CHICAGO-- Kentucky Governor Steve Beshear celebrated Kentucky's success attracting high tech and life science companies to the Commonwealth at a reception at the annual gathering in the biotechnology industry. Kentucky jumped from 44th to 26th in state rankings of National Institute of Health funding that support life science and biotech companies. Significant progress has been made in Owensboro in the last three years to supporting high tech businesses. The infrastructure has already attracted small biotech companies and significant partnerships with big-pharma when Bayer AG signed an agreement with Kentucky BioProcessing and the most recent investment by the Department of Defense supporting plant biotech efforts.
This week EDC officials took their efforts to the Biotechnology Industry Organization (BIO) Convention in Chicago. The BIO international convention is the largest gathering of biotech leaders, public officials, and companies in the world. With over 25,000 attendees from over 70 countries, 1,700 exhibitors will participate. Over 300 public officials, including Kentucky Governor Steve Beshear, will attend.
In 2006 the Greater Owensboro Economic Development Corporation (GO-EDC) released A Strategic Plan for the Development of the Life Sciences in Greater Owensboro. The report offered recommendations focusing on high technology developments in the life sciences as a new economic development approach.
The competitive advantage driving the development of the emerging plant made pharmaceutical industry in Owensboro is Kentucky BioProcessing.

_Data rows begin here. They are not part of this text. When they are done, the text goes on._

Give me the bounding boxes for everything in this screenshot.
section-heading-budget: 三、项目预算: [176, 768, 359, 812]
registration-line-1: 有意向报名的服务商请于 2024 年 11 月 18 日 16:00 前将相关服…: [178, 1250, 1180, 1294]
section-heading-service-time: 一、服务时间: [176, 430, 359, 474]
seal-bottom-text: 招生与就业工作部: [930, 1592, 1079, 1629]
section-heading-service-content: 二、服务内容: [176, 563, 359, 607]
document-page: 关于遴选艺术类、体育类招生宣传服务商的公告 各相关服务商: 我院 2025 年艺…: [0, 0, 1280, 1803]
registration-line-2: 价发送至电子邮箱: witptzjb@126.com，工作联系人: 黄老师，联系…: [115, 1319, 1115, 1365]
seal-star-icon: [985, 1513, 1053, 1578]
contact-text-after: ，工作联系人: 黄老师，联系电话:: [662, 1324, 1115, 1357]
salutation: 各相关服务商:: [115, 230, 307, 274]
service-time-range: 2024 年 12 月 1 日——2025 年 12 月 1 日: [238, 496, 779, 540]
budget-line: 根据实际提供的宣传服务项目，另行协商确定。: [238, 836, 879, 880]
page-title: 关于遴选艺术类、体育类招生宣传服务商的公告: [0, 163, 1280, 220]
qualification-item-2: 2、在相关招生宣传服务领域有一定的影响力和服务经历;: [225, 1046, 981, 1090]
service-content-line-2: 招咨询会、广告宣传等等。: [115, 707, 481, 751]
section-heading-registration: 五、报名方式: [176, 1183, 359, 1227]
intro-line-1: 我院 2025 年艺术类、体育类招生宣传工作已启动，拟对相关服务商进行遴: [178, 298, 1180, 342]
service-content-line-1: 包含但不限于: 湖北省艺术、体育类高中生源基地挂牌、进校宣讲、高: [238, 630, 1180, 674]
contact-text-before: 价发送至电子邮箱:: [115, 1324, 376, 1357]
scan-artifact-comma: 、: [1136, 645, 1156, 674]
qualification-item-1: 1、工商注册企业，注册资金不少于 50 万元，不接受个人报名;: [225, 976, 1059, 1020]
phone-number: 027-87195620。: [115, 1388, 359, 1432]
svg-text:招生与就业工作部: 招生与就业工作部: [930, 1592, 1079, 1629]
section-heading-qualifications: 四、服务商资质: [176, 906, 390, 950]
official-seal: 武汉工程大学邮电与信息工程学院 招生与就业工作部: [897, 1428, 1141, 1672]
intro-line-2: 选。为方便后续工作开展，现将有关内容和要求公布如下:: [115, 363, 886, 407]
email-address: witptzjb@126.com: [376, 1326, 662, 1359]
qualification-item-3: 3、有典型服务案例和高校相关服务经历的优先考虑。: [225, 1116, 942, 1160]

KBP is the world’s only full scale facility designed and built for the commercial production of plant made pharmaceuticals. The company uses tobacco as a bioreactor to produce disease curing proteins. Farmers are also getting involved in producing crops for use in biotechnology products through the Owensboro Biotech Alliance. OBA has a database of regional farmers that enjoy a national reputation for compliance with USDA regulations and a willingness to grow crops for use by plant biotech companies.
“Make no mistake; we are not trying to become a biotech cluster to compete with the likes of San Diego or Boston,” said EDC President/CEO Nick Brake. “But we can succeed in creating a cluster of companies focusing on the utilization of our strengths, plant pharmaceuticals and plant-based natural products. In this area between KBP, the Owensboro Cancer Research Program and the partnership with the University of Louisville, and our regional agriculture community, we have a competitive advantage not found anywhere else.”
The latest investment in the high tech infrastructure in Owensboro to support KBP and the growth of plant biotech companies is a new business and research accelerator. The City of Owensboro with support from the Daviess County Fiscal Court are converting an 85-year-old former tobacco warehouse near downtown Owensboro into high-tech lab space for the use of tobacco to search for cures for cancer and other diseases. The Centre for Business and Research, set to open this year, will be equipped with life science labs suitable for the incubation of many of the small biotech companies working with KBP.